Why do formal mathematics courses teach vector,coordinate geometry and complex numbers separetely? All books or courses have separate chapters or courses for vector,coordinate geometry and complex numbers.But Vector,coordinate geometry and complex numbers are closely related and can be integrated beautifully to be taught together for a better understanding.But why are these not taught together in an integrated way?Are there any concepts in one topic that is not included in the other which makes the teaching of the three topics separetely necessary?Or are these the same thing being taught in different ways?
Thanks for any help!!
 A: They are related, but not the same. For instance, while the complex numbers have some similar geometric properties as the plane, they also have additional structure: you can multiply and divide complex numbers in a non-ambiguous way, whereas this is not possible for vectors on the plane. $\mathbb{R}^2$ also has a different differential structure than $\mathbb{C}$. Every complex-differentiable function is not only also infinitely differentiable on its domain, it is equal to its Taylor series everywhere on its domain. On the other hand, there are plenty of examples of functions on $\mathbb{R}^2$ that are only once differentiable. 
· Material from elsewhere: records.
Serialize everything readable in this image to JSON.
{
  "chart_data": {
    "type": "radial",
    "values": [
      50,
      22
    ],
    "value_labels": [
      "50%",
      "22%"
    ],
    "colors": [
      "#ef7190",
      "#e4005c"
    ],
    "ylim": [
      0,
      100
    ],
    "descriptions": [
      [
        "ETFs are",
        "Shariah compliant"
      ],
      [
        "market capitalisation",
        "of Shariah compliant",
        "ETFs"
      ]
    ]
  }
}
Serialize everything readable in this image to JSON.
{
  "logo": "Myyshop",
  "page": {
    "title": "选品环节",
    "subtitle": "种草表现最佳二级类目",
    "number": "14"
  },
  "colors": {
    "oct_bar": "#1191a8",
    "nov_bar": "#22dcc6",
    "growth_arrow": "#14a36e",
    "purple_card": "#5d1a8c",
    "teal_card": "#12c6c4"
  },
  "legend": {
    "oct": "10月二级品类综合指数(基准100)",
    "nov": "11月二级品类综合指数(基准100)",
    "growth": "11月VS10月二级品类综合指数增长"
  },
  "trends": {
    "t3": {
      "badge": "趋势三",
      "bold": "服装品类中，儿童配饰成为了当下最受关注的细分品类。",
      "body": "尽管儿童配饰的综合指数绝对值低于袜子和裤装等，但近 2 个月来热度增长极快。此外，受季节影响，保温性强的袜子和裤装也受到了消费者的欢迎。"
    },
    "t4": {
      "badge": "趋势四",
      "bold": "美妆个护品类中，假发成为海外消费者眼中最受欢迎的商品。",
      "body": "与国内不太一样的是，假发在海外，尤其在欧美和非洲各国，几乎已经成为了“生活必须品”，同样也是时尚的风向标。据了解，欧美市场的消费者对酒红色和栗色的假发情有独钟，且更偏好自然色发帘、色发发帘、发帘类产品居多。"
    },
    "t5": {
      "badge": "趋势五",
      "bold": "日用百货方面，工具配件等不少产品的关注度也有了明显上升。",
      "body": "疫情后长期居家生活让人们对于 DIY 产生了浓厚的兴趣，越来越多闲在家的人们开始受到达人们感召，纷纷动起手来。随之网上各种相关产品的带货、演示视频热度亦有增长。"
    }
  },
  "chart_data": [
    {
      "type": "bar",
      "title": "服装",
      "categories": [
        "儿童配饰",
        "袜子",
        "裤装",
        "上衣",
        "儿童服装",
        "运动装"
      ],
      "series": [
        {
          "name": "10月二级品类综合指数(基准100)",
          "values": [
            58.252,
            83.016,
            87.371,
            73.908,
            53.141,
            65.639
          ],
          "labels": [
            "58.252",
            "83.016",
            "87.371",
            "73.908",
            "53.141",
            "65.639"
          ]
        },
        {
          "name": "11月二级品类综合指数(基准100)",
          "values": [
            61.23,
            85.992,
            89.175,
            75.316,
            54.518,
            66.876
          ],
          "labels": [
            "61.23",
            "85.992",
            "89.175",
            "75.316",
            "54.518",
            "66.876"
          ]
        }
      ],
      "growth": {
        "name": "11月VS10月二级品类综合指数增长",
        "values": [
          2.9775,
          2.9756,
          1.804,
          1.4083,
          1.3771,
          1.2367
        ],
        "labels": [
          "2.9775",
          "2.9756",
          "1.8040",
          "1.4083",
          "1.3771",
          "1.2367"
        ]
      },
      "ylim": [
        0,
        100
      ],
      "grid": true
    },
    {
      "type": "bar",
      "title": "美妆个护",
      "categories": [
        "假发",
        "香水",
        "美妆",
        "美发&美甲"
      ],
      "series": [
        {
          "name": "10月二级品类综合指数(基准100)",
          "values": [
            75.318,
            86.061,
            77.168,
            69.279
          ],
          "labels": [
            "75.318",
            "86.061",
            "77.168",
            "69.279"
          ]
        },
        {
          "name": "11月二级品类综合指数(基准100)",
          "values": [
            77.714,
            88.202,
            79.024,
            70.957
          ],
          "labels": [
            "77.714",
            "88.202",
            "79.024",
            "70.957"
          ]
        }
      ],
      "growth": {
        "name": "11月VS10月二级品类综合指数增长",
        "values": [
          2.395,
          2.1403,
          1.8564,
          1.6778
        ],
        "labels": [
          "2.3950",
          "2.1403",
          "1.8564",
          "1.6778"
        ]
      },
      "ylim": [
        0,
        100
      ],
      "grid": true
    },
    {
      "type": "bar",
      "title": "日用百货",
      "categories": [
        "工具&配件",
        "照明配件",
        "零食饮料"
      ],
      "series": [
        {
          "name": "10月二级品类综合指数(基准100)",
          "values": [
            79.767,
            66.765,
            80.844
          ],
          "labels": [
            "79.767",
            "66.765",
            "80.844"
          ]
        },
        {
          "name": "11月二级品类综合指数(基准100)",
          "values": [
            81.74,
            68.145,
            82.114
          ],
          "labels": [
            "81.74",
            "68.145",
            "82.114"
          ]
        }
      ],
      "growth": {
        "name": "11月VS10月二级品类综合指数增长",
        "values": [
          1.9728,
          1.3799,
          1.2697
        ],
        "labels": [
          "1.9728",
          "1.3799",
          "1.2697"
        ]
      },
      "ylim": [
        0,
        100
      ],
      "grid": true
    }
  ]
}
Now, these fields are certainly related, and when studying the theory of complex variables one sometimes makes use of the underlying vector structure, and some basic knowledge of the algebraic properties of $\mathbb{C}$ is convenient when studying linear algebra, but they are separate enough as ideas that the modern teaching style makes sense. Further, combining these topics runs the risk of having a student believe that vectors are an inherently two-dimensional class of objects.